7.1. Contextual Bias and Its Implications
The fact that 93% of such similarly posed bodies were interpreted differently depending on the background underscores how strongly VLMs over-rely on contextual information. While this may align with human tendencies in real-world image understanding, the heavy weighting of context raises important concerns for critical applications such as mental health evaluation, human–machine interaction, or security—domains where emotional accuracy should be grounded in the individual rather than the scene.
7.2. Prompting Limitations
While better prompting (e.g., asking the model to ignore background should there be a simulated image) led to small increases in consistency of prediction, it was not sufficient to eliminate context-driven variability. This suggests that visual feature attention cannot be controlled outright with text prompts with current VLMs. Thus, reliance solely on zero-shot or prompt-engineered inference is inadequate for tasks that require emotional fidelity or delicacy.
Taken together, these results indicate that while VLMs show promise in general visual understanding, they lack the capacity for consistent, subject-focused emotion interpretation. This motivates the development of architectures that can disentangle contextual cues from intrinsic emotional signals, as we propose in our multimodal framework.
8. Conclusions
This paper tested VLMs’ limits to identify emotions, most particularly that they are prone to contextual bias. The findings are that for a similar pose of the body, its emotive perception differed in over 90% of cases when placed before different backgrounds. Even with clear instructions to attend to the subject and ignore surroundings, VLMs were found to be context-sensitive—adverse in computer-simulated imagery situations, ambiguous settings, or clinical usage when background and emotion are mismatched.

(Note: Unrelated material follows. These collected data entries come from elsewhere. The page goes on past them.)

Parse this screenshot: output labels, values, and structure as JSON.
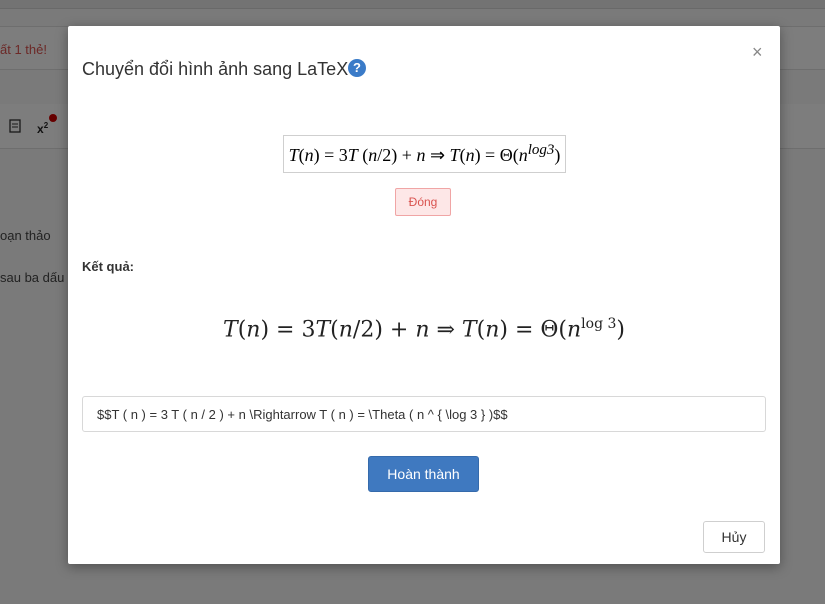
{
  "background": {
    "notice_text": "ất 1 thẻ!",
    "toolbar_superscript_base": "x",
    "toolbar_superscript_exp": "2",
    "line1": "oạn thảo",
    "line2": "sau ba dấu"
  },
  "modal": {
    "title": "Chuyển đổi hình ảnh sang LaTeX",
    "help_icon": "?",
    "close_icon": "×",
    "preview": {
      "T1": "T",
      "p1": "(",
      "n1": "n",
      "p2": ") = 3",
      "T2": "T",
      "p3": " (",
      "n2": "n",
      "p4": "/2) + ",
      "n3": "n",
      "arrow": " ⇒ ",
      "T3": "T",
      "p5": "(",
      "n4": "n",
      "p6": ") = Θ(",
      "n5": "n",
      "exp": "log3",
      "p7": ")"
    },
    "close_preview_label": "Đóng",
    "result_label": "Kết quả:",
    "rendered": {
      "T1": "T",
      "a1": "(",
      "n1": "n",
      "a2": ") = 3",
      "T2": "T",
      "a3": "(",
      "n2": "n",
      "a4": "/2) + ",
      "n3": "n",
      "arrow": " ⇒ ",
      "T3": "T",
      "a5": "(",
      "n4": "n",
      "a6": ") = Θ(",
      "n5": "n",
      "exp": "log 3",
      "a7": ")"
    },
    "latex_value": "$$T ( n ) = 3 T ( n / 2 ) + n \\Rightarrow T ( n ) = \\Theta ( n ^ { \\log 3 } )$$",
    "done_label": "Hoàn thành",
    "cancel_label": "Hủy"
  }
}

To mitigate this, we proposed a robust multimodal emotion detection pipeline that combines structured body keypoints, grayscale body imagery, and two textual inputs: a context description and an emotion–context discrepancy description. Through experimentation using synthetically varied versions of the BEAST and EMOTIC datasets, our technique demonstrated higher prediction stability, achieving over 96% accuracy and substantially outperforming single-modality baselines.

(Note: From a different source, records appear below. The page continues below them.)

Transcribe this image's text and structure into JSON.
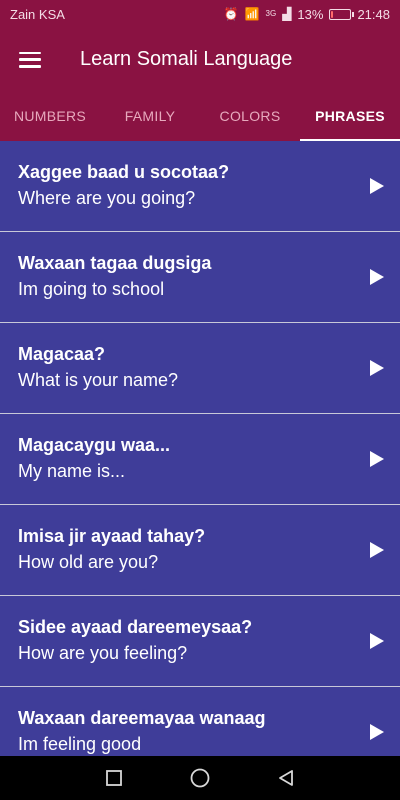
{
  "status_bar": {
    "carrier": "Zain KSA",
    "signal_label": "3G",
    "battery_percent": "13%",
    "battery_level": 0.13,
    "time": "21:48"
  },
  "toolbar": {
    "title": "Learn Somali Language"
  },
  "tabs": [
    {
      "label": "NUMBERS",
      "active": false
    },
    {
      "label": "FAMILY",
      "active": false
    },
    {
      "label": "COLORS",
      "active": false
    },
    {
      "label": "PHRASES",
      "active": true
    }
  ],
  "phrases": [
    {
      "somali": "Xaggee baad u socotaa?",
      "english": "Where are you going?"
    },
    {
      "somali": "Waxaan tagaa dugsiga",
      "english": "Im going to school"
    },
    {
      "somali": "Magacaa?",
      "english": "What is your name?"
    },
    {
      "somali": "Magacaygu waa...",
      "english": "My name is..."
    },
    {
      "somali": "Imisa jir ayaad tahay?",
      "english": "How old are you?"
    },
    {
      "somali": "Sidee ayaad dareemeysaa?",
      "english": "How are you feeling?"
    },
    {
      "somali": "Waxaan dareemayaa wanaag",
      "english": "Im feeling good"
    }
  ],
  "colors": {
    "primary": "#8a1242",
    "list_background": "#3f3d99",
    "tab_inactive": "#e7a9bd",
    "text": "#ffffff"
  },
  "icons": {
    "menu": "hamburger-menu-icon",
    "play": "play-triangle-icon",
    "nav_recent": "square-icon",
    "nav_home": "circle-icon",
    "nav_back": "triangle-back-icon"
  }
}
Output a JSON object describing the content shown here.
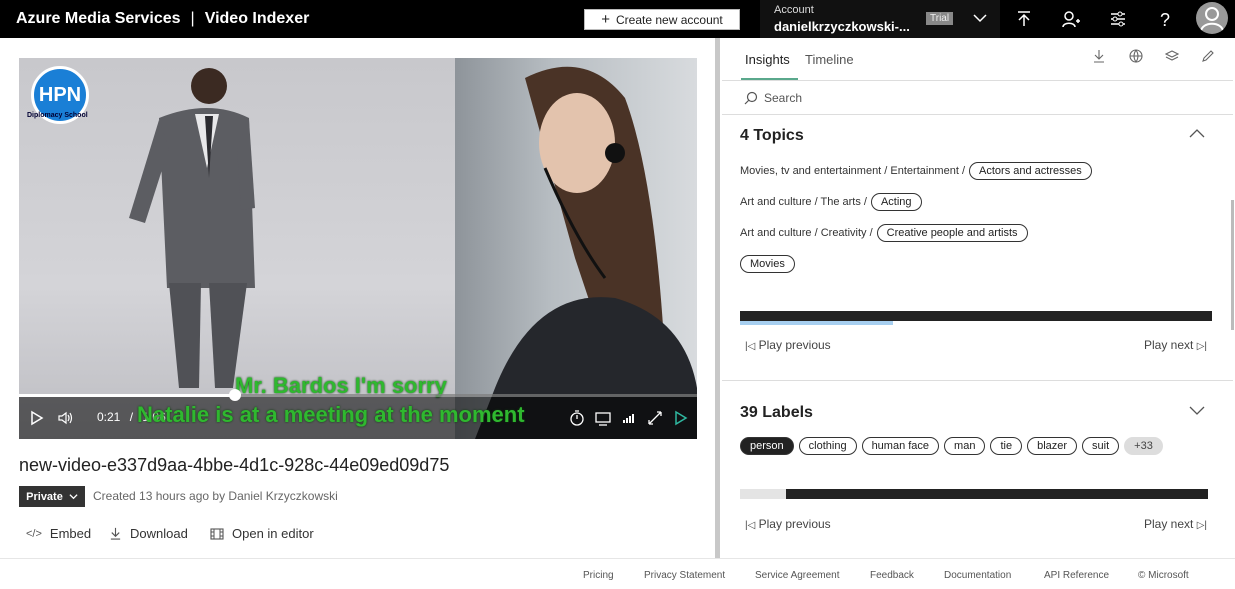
{
  "header": {
    "brand": "Azure Media Services",
    "separator": "|",
    "product": "Video Indexer",
    "create_account_label": "Create new account",
    "account_label": "Account",
    "account_name": "danielkrzyczkowski-...",
    "trial_badge": "Trial",
    "icons": [
      "upload-icon",
      "add-user-icon",
      "settings-icon",
      "help-icon",
      "avatar-icon"
    ]
  },
  "video": {
    "logo_text": "HPN",
    "logo_subtext": "Diplomacy School",
    "caption_line1": "Mr. Bardos I'm sorry",
    "caption_line2": "Natalie is at a meeting at the moment",
    "current_time": "0:21",
    "time_separator": "/",
    "duration": "1:06",
    "progress_fraction": 0.318,
    "title": "new-video-e337d9aa-4bbe-4d1c-928c-44e09ed09d75",
    "privacy_label": "Private",
    "created_text": "Created 13 hours ago by Daniel Krzyczkowski"
  },
  "actions": {
    "embed": "Embed",
    "download": "Download",
    "open_editor": "Open in editor"
  },
  "insights": {
    "tabs": [
      "Insights",
      "Timeline"
    ],
    "active_tab": "Insights",
    "search_placeholder": "Search",
    "topics": {
      "title": "4 Topics",
      "rows": [
        {
          "path": "Movies, tv and entertainment / Entertainment /",
          "tag": "Actors and actresses"
        },
        {
          "path": "Art and culture / The arts /",
          "tag": "Acting"
        },
        {
          "path": "Art and culture / Creativity /",
          "tag": "Creative people and artists"
        },
        {
          "path": "",
          "tag": "Movies"
        }
      ],
      "play_previous": "Play previous",
      "play_next": "Play next"
    },
    "labels": {
      "title": "39 Labels",
      "items": [
        "person",
        "clothing",
        "human face",
        "man",
        "tie",
        "blazer",
        "suit"
      ],
      "selected": "person",
      "more": "+33",
      "play_previous": "Play previous",
      "play_next": "Play next"
    }
  },
  "footer": {
    "links": [
      "Pricing",
      "Privacy Statement",
      "Service Agreement",
      "Feedback",
      "Documentation",
      "API Reference",
      "© Microsoft"
    ]
  },
  "colors": {
    "accent": "#5aa88c",
    "caption": "#2fb82f",
    "topbar": "#000000",
    "timeline_highlight": "#a7cff0"
  }
}
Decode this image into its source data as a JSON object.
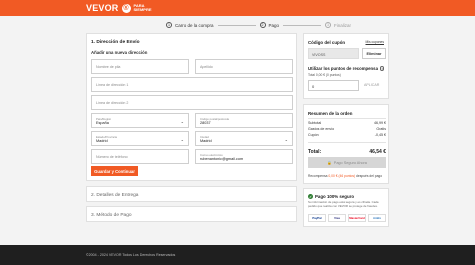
{
  "brand": {
    "name": "VEVOR",
    "badge": "®",
    "sub_line1": "PARA",
    "sub_line2": "SIEMPRE",
    "accent": "#f15a24"
  },
  "steps": [
    {
      "num": "1",
      "label": "Carro de la compra"
    },
    {
      "num": "2",
      "label": "Pago"
    },
    {
      "num": "3",
      "label": "Finalizar"
    }
  ],
  "shipping": {
    "title": "1. Dirección de Envío",
    "subtitle": "Añadir una nueva dirección",
    "first_name_placeholder": "Nombre de pila",
    "last_name_placeholder": "Apellido",
    "address1_placeholder": "Línea de dirección 1",
    "address2_placeholder": "Línea de dirección 2",
    "country_label": "País/Región",
    "country_value": "España",
    "zip_label": "Código postal/postcode",
    "zip_value": "28037",
    "province_label": "Estado/Provincia",
    "province_value": "Madrid",
    "city_label": "Ciudad",
    "city_value": "Madrid",
    "phone_placeholder": "Número de teléfono",
    "email_label": "Correo electrónico",
    "email_value": "rubenantonic@gmail.com",
    "save_button": "Guardar y Continuar"
  },
  "sections": {
    "delivery": "2. Detalles de Entrega",
    "payment": "3. Método de Pago"
  },
  "coupon": {
    "title": "Código del cupón",
    "my_coupons": "Mis cupones",
    "value": "VIVOSS",
    "apply": "Eliminar"
  },
  "points": {
    "title": "Utilizar los puntos de recompensa",
    "subtitle": "Total 0,00 € (0 puntos)",
    "value": "0",
    "apply": "APLICAR"
  },
  "summary": {
    "title": "Resumen de la orden",
    "rows": [
      {
        "label": "Subtotal",
        "value": "46,99 €"
      },
      {
        "label": "Gastos de envío",
        "value": "Gratis"
      },
      {
        "label": "Cupón",
        "value": "-0,45 €"
      }
    ],
    "total_label": "Total:",
    "total_value": "46,54 €",
    "pay_button": "Pago Seguro Ahora",
    "reward_prefix": "Recompensa",
    "reward_points": "0,00 € (46 puntos)",
    "reward_suffix": "después del pago"
  },
  "secure": {
    "title": "Pago 100% seguro",
    "text": "Su información de pago está segura y es cifrada. Cada pedido que realiza con VEVOR se protege de fraudes.",
    "logos": [
      "PayPal",
      "Visa",
      "MasterCard",
      "AmEx"
    ]
  },
  "footer": {
    "text": "©2004 - 2024 VEVOR Todos Los Derechos Reservados"
  }
}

Our results affirm that emotion perception benefits from structured, contrastive, and multimodal integration. By explicitly disentangling and balancing subject level and contextual cues, we advance toward context resilient emotional understanding—critical for real-world applications in affective computing, psychological monitoring, and human–AI interaction.

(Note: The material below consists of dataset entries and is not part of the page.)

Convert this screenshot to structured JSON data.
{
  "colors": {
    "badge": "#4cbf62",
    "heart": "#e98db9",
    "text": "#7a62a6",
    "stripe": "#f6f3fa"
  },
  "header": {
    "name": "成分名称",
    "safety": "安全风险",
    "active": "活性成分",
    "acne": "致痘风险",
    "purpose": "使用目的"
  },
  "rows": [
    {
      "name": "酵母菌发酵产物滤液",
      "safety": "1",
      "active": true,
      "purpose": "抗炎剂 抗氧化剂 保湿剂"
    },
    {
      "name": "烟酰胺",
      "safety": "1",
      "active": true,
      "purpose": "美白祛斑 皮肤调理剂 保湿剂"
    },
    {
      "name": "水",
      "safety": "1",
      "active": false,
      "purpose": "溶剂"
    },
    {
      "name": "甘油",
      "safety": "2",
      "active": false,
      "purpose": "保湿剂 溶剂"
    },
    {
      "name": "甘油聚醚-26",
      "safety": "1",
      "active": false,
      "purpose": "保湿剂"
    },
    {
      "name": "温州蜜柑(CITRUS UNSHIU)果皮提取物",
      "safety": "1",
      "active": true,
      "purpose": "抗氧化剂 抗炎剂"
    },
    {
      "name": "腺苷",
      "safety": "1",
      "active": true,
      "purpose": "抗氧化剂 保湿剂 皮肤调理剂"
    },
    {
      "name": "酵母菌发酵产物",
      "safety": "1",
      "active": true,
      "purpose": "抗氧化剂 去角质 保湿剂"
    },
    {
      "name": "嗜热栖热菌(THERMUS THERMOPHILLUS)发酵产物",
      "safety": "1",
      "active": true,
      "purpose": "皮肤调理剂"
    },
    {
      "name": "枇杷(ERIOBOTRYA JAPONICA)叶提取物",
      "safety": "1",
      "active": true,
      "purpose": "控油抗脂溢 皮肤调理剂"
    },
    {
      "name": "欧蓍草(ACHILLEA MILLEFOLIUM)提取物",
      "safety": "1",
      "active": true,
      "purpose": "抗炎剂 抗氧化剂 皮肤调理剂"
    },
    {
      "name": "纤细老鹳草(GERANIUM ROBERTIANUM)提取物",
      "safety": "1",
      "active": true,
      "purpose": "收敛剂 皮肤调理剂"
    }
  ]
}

Future Work. Future directions include applying our method to "in-the-wild" datasets with naturally occurring scene complexity, expanding the taxonomy of recognized emotions to cover more granular affective states, and incorporating temporal dynamics from video data to capture emotional transitions over time. These extensions will further enhance the realism and applicability of emotion recognition systems in diverse real-world environments.